White Barked Birch Trees

white birch trees

Have you ever admired a group of white barked birch trees in the North Woods?  Or perhaps you’ve noticed a graceful clump of white birch serving as a focal point in a neighbor’s landscaping.

Wherever they are found in our natural woodlands or urban landscapes, white barked birches of many varieties seem to catch our attention.  When viewed against a back drop of evergreen trees and grey barked maples, oaks and other trees, the stark contrast of snow white trunks and branches weaves a rich tapestry throughout the area.

White barked birches are truly trees for all seasons.  In spring the birches paint the landscape with the lazy soft green of their tender new leaves and swaying catkins making seed for the next generation birch grove.  In summer the canopy deepens to a darker green that contrasts nicely with white stems, and for some varieties, a peeling bark provides additional interest.

When autumn brings the time of change to the woods, white birches add soft yellows and rich gold to the riot of fall colors.  As winter snows deepen, clumps and groves of white birch become more visually prominent as other vegetation recedes into a grey/green backdrop, once again accentuating the contrast of white trunks.

Sadly, the white barked birches have a weakness that might deter some people from using them in their home landscapes.  Birch borers can do significant damage to white birches when they tunnel around just under the surface of the bark.  If left unchecked, the birch borers can cause branches to die, or even a whole tree.

Happily, there is a very easy way to prevent birch borers that allows even the most cautious homeowner to plant and enjoy white barked birch in the landscape.  It takes only a few minutes and a few dollars per tree to give a systemic insecticide treatment that will stop birch borers in their tracks, and prevent them from infesting healthy trees.  It’s the same product that can prevent and/or eliminate emerald ash borers.

The active ingredient in this once a year treatment is called Imidacloprid.  Simply pour a few ounces of Imidacloprid solution into a couple of 5 gallon pails, fill with water and pour on the ground around the base of the tree.  It takes just a few minutes once a year, and the chemical application is targeted to a very small area, and a limited number of plants.  No injecting or spraying is required.  It’s a very quick, easy and inexpensive bit of maintenance that allows you to enjoy the beauty and grace of white barked birches.

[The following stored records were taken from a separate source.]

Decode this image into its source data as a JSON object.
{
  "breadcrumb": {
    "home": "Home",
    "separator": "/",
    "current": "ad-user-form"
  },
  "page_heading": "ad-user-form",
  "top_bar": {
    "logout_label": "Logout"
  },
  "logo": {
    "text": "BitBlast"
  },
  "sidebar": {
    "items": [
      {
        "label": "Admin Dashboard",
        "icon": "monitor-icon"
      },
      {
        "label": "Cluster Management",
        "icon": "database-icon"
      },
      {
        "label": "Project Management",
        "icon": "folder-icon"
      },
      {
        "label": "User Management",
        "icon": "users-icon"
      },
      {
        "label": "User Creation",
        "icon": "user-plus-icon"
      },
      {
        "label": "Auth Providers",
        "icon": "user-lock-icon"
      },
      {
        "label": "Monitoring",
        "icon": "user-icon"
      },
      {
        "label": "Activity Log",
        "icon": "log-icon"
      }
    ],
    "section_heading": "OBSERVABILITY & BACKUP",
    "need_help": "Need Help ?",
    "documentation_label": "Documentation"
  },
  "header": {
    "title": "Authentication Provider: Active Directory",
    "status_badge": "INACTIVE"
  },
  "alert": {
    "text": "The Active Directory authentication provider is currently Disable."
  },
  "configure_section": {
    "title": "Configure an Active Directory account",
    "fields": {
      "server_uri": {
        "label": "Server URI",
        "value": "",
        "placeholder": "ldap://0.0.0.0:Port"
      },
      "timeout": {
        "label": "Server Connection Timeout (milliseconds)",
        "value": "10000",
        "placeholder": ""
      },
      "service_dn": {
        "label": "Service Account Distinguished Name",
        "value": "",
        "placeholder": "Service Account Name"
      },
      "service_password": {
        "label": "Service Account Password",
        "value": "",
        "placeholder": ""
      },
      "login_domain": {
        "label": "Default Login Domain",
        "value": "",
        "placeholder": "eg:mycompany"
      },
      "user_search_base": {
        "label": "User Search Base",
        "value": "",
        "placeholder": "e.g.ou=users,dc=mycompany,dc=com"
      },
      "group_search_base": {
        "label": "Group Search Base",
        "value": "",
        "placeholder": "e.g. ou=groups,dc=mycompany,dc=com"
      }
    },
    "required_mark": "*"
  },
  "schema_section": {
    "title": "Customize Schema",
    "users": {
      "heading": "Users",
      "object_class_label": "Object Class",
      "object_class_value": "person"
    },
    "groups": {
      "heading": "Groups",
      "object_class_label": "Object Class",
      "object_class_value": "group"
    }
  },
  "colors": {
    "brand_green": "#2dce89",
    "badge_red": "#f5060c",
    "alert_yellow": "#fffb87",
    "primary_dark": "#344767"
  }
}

Birch varieties that develop white trunks and will benefit from this treatment are native paper birch, Whitespire Birch, Royal Frost Birch, Renaissance Oasis Birch, Renaissance Reflections Birch and Dakota Pinnacle Birch.

If you have these, or other white barked birches, it may be wise to apply this treatment in a few minutes, once a year.  It will allow your prized white barked birch to remain a centerpiece of your landscapes for decades to come.

I am also sharing this post with the Northfield News.

Update – March, 2014: See an updated list (PDF) of all our shade trees here.  And see all of our blog posts tagged with Dakota Pinnacle Birch.

6 thoughts on “White Barked Birch Trees”

  1. what time of year is best to apply the imidacloprid to a large clump of birch? Clump of 4 trees with largest diameter of 40″

    1. We carry the Imidacloprid here at the nursery. It’s a real easy treatment. You mix it with water and water the base of the tree once a year. Stop in!

  2. What happens if your birch tree is already showing signs of the birch borers? Is it too late to treat the tree?

  3. I live in Lonsdale amd have a river birch that I bought from the nursery last year – LOVE IT!!! In the spring it had lots of new growth and seemed pretty happy. Now it’s getting a bunch of yellow leaves and they are falling off. Could this be due to too much rain???

    1. It could’ve been from too much rain, but typically when a birch tree’s leaves turn yellow during the active growing season it is a lack of moisture – or not enough. A tree will shed it’s leaves in trying to stay alive. Sorry for the late reply – but your comment just appeared.